Location | Catahoula Parish, Louisiana, United States |
---|---|
Region | Catahoula Parish, Louisiana |
Coordinates | 31°37′36.59″N 91°48′56.12″W / 31.6268306°N 91.8155889°W |
History | |
Founded | 100 BCE |
Abandoned | 1100 CE |
Cultures | Baytown culture, Troyville culture-Coles Creek culture |
Site notes | |
Excavation dates | 1931-1932, |
Archaeologists | Winslow Walker |
Architecture | |
Architectural styles | platform mounds, plaza |
Responsible body: private |
Troyville Earthworks (16 CT 7) is a Woodland period Native American archaeological site with components dating from 100 BCE to 700 CE during the Baytown to the Troyville-Coles Creek periods. It once had the tallest mound in Louisiana at 82 feet (25 m) in height. It is located in Catahoula Parish, Louisiana in the town of Jonesville.[1] The site is the type site for the Troyville culture of the lower Ouachita and Tensas River valleys.[2] Before it was destroyed for bridge approach fill in 1931, the main mound at Troyville was one of the tallest in North America.

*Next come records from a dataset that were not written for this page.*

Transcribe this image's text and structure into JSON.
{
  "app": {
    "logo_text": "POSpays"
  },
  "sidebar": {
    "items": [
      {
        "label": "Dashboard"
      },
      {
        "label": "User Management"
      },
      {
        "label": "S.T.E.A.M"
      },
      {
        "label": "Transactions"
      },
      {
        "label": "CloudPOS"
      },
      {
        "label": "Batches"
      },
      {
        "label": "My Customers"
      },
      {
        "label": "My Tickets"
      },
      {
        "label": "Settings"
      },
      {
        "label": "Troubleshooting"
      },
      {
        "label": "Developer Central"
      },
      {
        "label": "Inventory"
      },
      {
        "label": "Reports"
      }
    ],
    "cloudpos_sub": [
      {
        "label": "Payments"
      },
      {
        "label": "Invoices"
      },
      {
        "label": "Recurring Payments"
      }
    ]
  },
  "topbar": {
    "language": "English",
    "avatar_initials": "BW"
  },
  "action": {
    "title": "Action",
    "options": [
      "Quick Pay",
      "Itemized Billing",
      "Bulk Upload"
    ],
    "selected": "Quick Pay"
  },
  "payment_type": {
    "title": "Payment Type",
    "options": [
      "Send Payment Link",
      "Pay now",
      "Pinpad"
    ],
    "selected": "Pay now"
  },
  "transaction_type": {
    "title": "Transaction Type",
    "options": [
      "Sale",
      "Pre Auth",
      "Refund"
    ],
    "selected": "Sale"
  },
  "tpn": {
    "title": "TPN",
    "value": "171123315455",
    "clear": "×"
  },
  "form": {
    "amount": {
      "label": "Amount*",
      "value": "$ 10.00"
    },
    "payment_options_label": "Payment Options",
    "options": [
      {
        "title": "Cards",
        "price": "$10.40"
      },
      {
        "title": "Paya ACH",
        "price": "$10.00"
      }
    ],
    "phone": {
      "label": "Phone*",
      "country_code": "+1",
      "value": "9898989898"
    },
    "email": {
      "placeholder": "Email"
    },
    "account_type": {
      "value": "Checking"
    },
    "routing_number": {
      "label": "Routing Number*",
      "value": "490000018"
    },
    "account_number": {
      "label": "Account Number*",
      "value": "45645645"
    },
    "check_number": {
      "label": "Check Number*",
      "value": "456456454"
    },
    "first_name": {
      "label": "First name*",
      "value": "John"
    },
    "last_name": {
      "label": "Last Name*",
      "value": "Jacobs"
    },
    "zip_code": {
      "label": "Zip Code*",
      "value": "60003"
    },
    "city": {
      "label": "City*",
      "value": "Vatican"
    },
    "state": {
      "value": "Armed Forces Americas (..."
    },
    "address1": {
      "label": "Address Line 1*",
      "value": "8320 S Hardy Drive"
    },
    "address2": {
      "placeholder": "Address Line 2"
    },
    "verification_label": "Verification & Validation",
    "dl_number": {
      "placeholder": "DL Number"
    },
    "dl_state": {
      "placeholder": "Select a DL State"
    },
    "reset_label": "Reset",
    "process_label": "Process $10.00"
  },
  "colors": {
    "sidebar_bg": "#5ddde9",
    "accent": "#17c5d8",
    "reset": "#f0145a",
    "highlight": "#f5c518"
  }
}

The site is at the confluence of the Tensas, Ouachita, and Little Rivers. It had nine platform mounds and a perimeter embankment that were built before 700 CE. A historian, John W. Monette, in 1844 described the complex as occupying close to 400 acres and noted the existence of twelve small mounds and one large one.[3] The embankment was started during the Middle Baytown period, with periodic repair work taking place during the Late Baytown period.[4] The largest mound, Mound 5 ( also known as the "Great Mound" ), was 82 feet (25 m) in height.[1] It was the tallest precolumbian mound in Louisiana and the second tallest in North America. Its base covered an acre of ground[5] and had three levels, the bottom two rectangular and the third on the top a truncated conical mound.[6] Monette described the lower level of Mound 5 as being 300 feet (91 m) by 150 feet (46 m) at its base and rising to the height of 30 feet (9.1 m). He described the conical mound at the top as 30 feet (9.1 m).[3] Measurements for the smaller mounds at the site were about 12 feet (3.7 m) to 20 feet (6.1 m) in height with bases measuring 150 feet (46 m) by 60 feet (18 m). Four of the mounds were surrounded on the southern and western side of the plaza by the embankment, which measured 10 feet (3.0 m) in height, 10 feet (3.0 m) in width and 100 feet (30 m) across.[5]

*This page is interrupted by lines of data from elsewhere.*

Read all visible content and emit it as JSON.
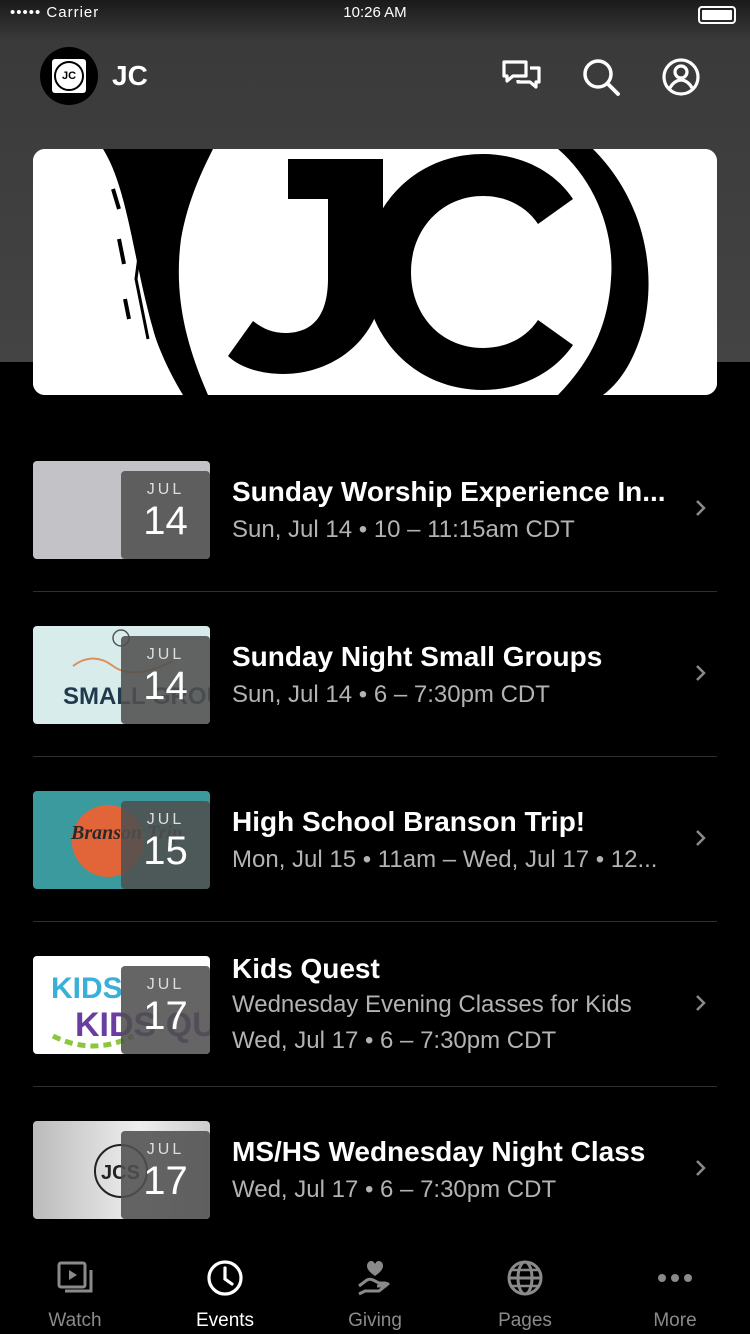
{
  "status": {
    "carrier": "••••• Carrier",
    "time": "10:26 AM"
  },
  "header": {
    "title": "JC",
    "logo_text": "JC"
  },
  "events": [
    {
      "title": "Sunday Worship Experience In...",
      "subtitle": "Sun, Jul 14 • 10 – 11:15am CDT",
      "subtitle2": "",
      "month": "JUL",
      "day": "14",
      "thumb_bg": "#c3c3c7",
      "thumb_text": ""
    },
    {
      "title": "Sunday Night Small Groups",
      "subtitle": "Sun, Jul 14 • 6 – 7:30pm CDT",
      "subtitle2": "",
      "month": "JUL",
      "day": "14",
      "thumb_bg": "#d9ecec",
      "thumb_text": "SMALL GROUPS"
    },
    {
      "title": "High School Branson Trip!",
      "subtitle": "Mon, Jul 15 • 11am – Wed, Jul 17 • 12...",
      "subtitle2": "",
      "month": "JUL",
      "day": "15",
      "thumb_bg": "#3a9a9e",
      "thumb_text": "Branson Trip"
    },
    {
      "title": "Kids Quest",
      "subtitle": "Wednesday Evening Classes for Kids",
      "subtitle2": "Wed, Jul 17 • 6 – 7:30pm CDT",
      "month": "JUL",
      "day": "17",
      "thumb_bg": "#ffffff",
      "thumb_text": "KIDS QUEST"
    },
    {
      "title": "MS/HS Wednesday Night Class",
      "subtitle": "Wed, Jul 17 • 6 – 7:30pm CDT",
      "subtitle2": "",
      "month": "JUL",
      "day": "17",
      "thumb_bg": "#e2e2e2",
      "thumb_text": "JCS"
    }
  ],
  "tabs": [
    {
      "label": "Watch",
      "icon": "watch-icon"
    },
    {
      "label": "Events",
      "icon": "clock-icon"
    },
    {
      "label": "Giving",
      "icon": "giving-icon"
    },
    {
      "label": "Pages",
      "icon": "globe-icon"
    },
    {
      "label": "More",
      "icon": "more-icon"
    }
  ],
  "colors": {
    "active_tab": "#ffffff",
    "inactive_tab": "#8a8a8a",
    "header_bg": "#444444"
  }
}
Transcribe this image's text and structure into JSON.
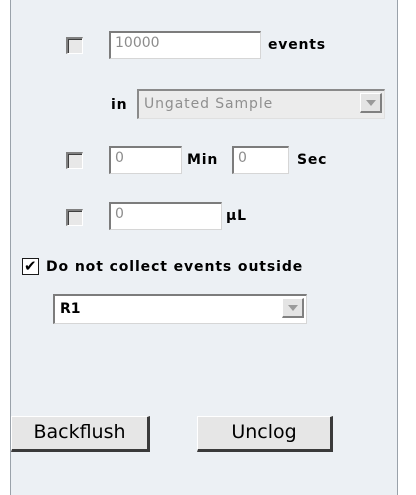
{
  "events": {
    "value": "10000",
    "label": "events",
    "in_label": "in",
    "gate_select": "Ungated Sample",
    "checked": false
  },
  "time": {
    "min_value": "0",
    "min_label": "Min",
    "sec_value": "0",
    "sec_label": "Sec",
    "checked": false
  },
  "volume": {
    "value": "0",
    "unit": "µL",
    "checked": false
  },
  "outside": {
    "label": "Do not collect events outside",
    "checked": true,
    "region_select": "R1"
  },
  "buttons": {
    "backflush": "Backflush",
    "unclog": "Unclog"
  }
}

By the time of the American Civil War, the mound had been reduced in size to 50 feet (15 m) in height.[1] During the Civil War, the mound was reduced even further when some of its fill was removed to construct Confederate rifle pits. In 1871 the town of Jonesville was founded on the site and more of Mound A's fill was used to fill ditches (borrow pits created by the removal of earth to construct the mounds themselves) and level the land as the town grew. The townspeople frequently camped out on the mounds during flooding.[7]

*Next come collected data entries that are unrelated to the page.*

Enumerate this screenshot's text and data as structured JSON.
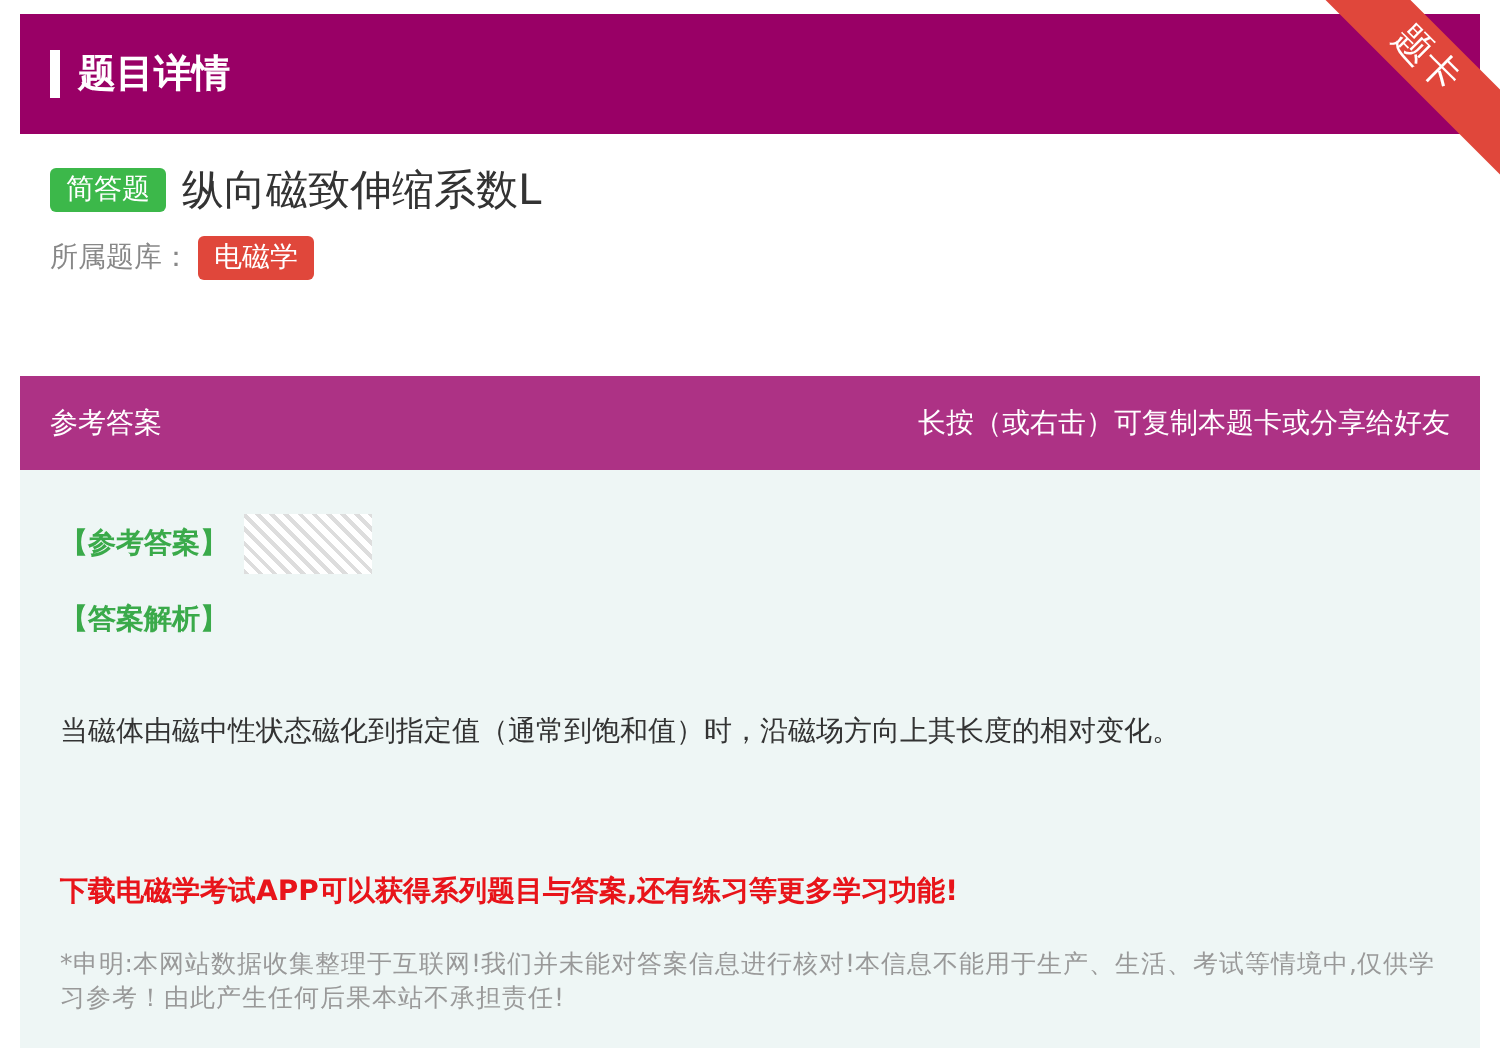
{
  "header": {
    "title": "题目详情",
    "ribbon": "题卡"
  },
  "question": {
    "type_tag": "简答题",
    "title": "纵向磁致伸缩系数L",
    "bank_label": "所属题库：",
    "bank_tag": "电磁学"
  },
  "answer_panel": {
    "title": "参考答案",
    "hint": "长按（或右击）可复制本题卡或分享给好友",
    "answer_label": "【参考答案】",
    "analysis_label": "【答案解析】",
    "analysis": "当磁体由磁中性状态磁化到指定值（通常到饱和值）时，沿磁场方向上其长度的相对变化。",
    "promo": "下载电磁学考试APP可以获得系列题目与答案,还有练习等更多学习功能!",
    "disclaimer": "*申明:本网站数据收集整理于互联网!我们并未能对答案信息进行核对!本信息不能用于生产、生活、考试等情境中,仅供学习参考！由此产生任何后果本站不承担责任!"
  }
}
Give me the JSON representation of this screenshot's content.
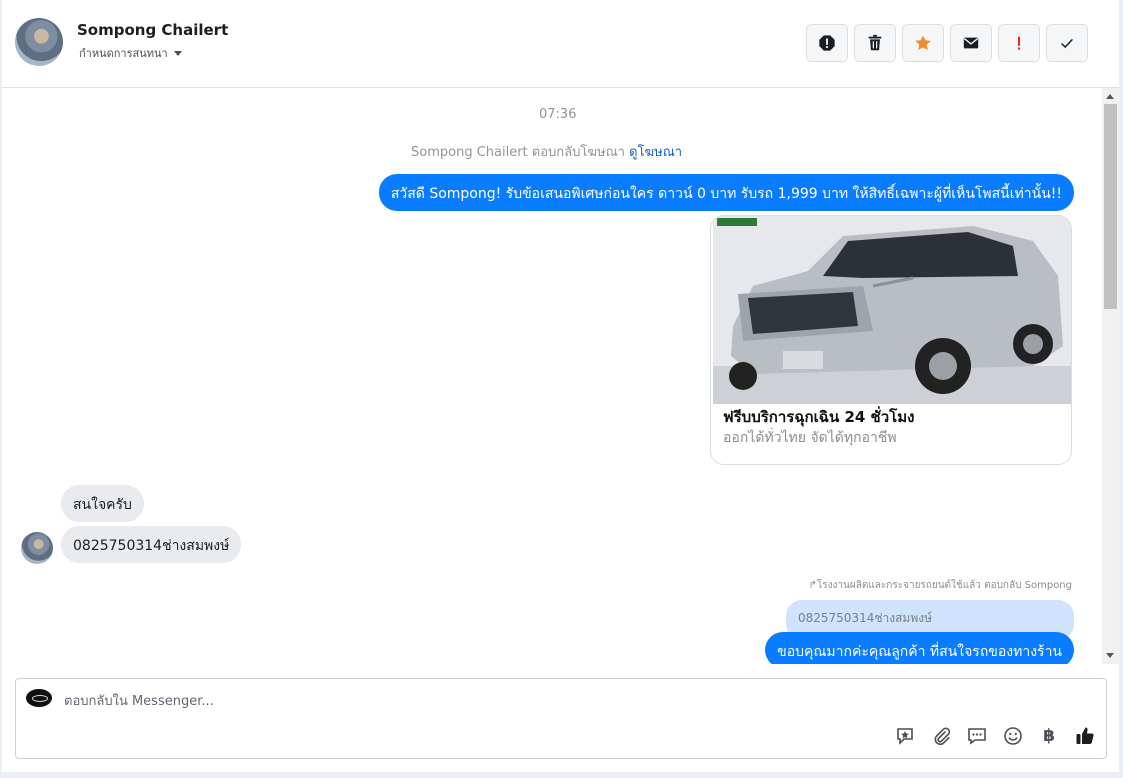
{
  "header": {
    "contact_name": "Sompong Chailert",
    "assign_label": "กำหนดการสนทนา",
    "toolbar": [
      {
        "name": "spam-icon"
      },
      {
        "name": "trash-icon"
      },
      {
        "name": "star-icon",
        "color": "#f28c28"
      },
      {
        "name": "envelope-icon"
      },
      {
        "name": "exclamation-icon",
        "color": "#d93025"
      },
      {
        "name": "checkmark-icon"
      }
    ]
  },
  "conversation": {
    "time": "07:36",
    "ad_reply_text": "Sompong Chailert ตอบกลับโฆษณา",
    "ad_reply_link": "ดูโฆษณา",
    "outgoing_greeting": "สวัสดี Sompong! รับข้อเสนอพิเศษก่อนใคร ดาวน์ 0 บาท รับรถ 1,999 บาท ให้สิทธิ์เฉพาะผู้ที่เห็นโพสนี้เท่านั้น!!",
    "ad_card": {
      "image": "silver-suv-photo",
      "title": "ฟรีบบริการฉุกเฉิน 24 ชั่วโมง",
      "subtitle": "ออกได้ทั่วไทย จัดได้ทุกอาชีพ"
    },
    "incoming": [
      "สนใจครับ",
      "0825750314ช่างสมพงษ์"
    ],
    "reply_note": "↱โรงงานผลิตและกระจายรถยนต์ใช้แล้ว ตอบกลับ Sompong",
    "quoted_message": "0825750314ช่างสมพงษ์",
    "outgoing_reply": "ขอบคุณมากค่ะคุณลูกค้า ที่สนใจรถของทางร้าน"
  },
  "composer": {
    "placeholder": "ตอบกลับใน Messenger...",
    "baht_symbol": "฿",
    "tools": [
      "saved-reply-icon",
      "attachment-icon",
      "chat-bubbles-icon",
      "emoji-icon",
      "baht-icon",
      "thumbs-up-icon"
    ]
  },
  "colors": {
    "outgoing_bubble": "#0a7cff",
    "incoming_bubble": "#e9ebee",
    "quoted_bubble": "#cfe3fc"
  }
}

In 1883 the site was visited by the prominent ethnologist Cyrus Thomas, who described the group as then consisting of six mounds within an embankment, with some of the smaller mounds having been largely destroyed. One had been turned into a modern cemetery, which can still be seen today on the grounds of the local Methodist Church. The Great Mound had also been reduced, by this time it was only 45 feet (14 m) in height, 270 feet (82 m) in length and 180 feet (55 m) in width.[8] In 1931 the mound was drastically reduced in size, the majority of its remaining mass being used as fill for a nearby bridge approach.[1] Today the mound is only 3 feet (0.91 m) in height.
The site takes its name from the Troy Plantation, which was part of a Spanish land grant of 1,000 acres made to John Hebrard in 1786.[7] William Dunbar was the first European to make note of the mound site in his report to Thomas Jefferson for the Red River expedition of 1804. It is the first written description of an archaeological site in Louisiana.[4]
In 1931 and 1932 the Smithsonian archaeologist Winslow Walker excavated parts of the site. He found woven cane matting, palmetto fronds, and wooden planks within the mound, materials used by the Native Americans as part of the complex engineering to build the large structure.[1] These materials had been used to construct a "cane dome", which had been layered like an onion by alternating layers of split cane and mound fill to strengthen the structure. The builders also used different colors of dirt, including blue clays and red clays. Walker also discovered a log palisade and steps made of tree trunks up one corner of the mound. He published a 103-page booklet on his work.[7]
In the late 2000s parts of the site were being investigated for purchase by The Archaeological Conservancy, a nonprofit organization that plans to protect the site from future degradation.[9] The Conservancy purchased the site of Mound 4 and the old house located on the property was demolished. The Conservancy plans to landscape and fence the site and use it as a research preserve.[7]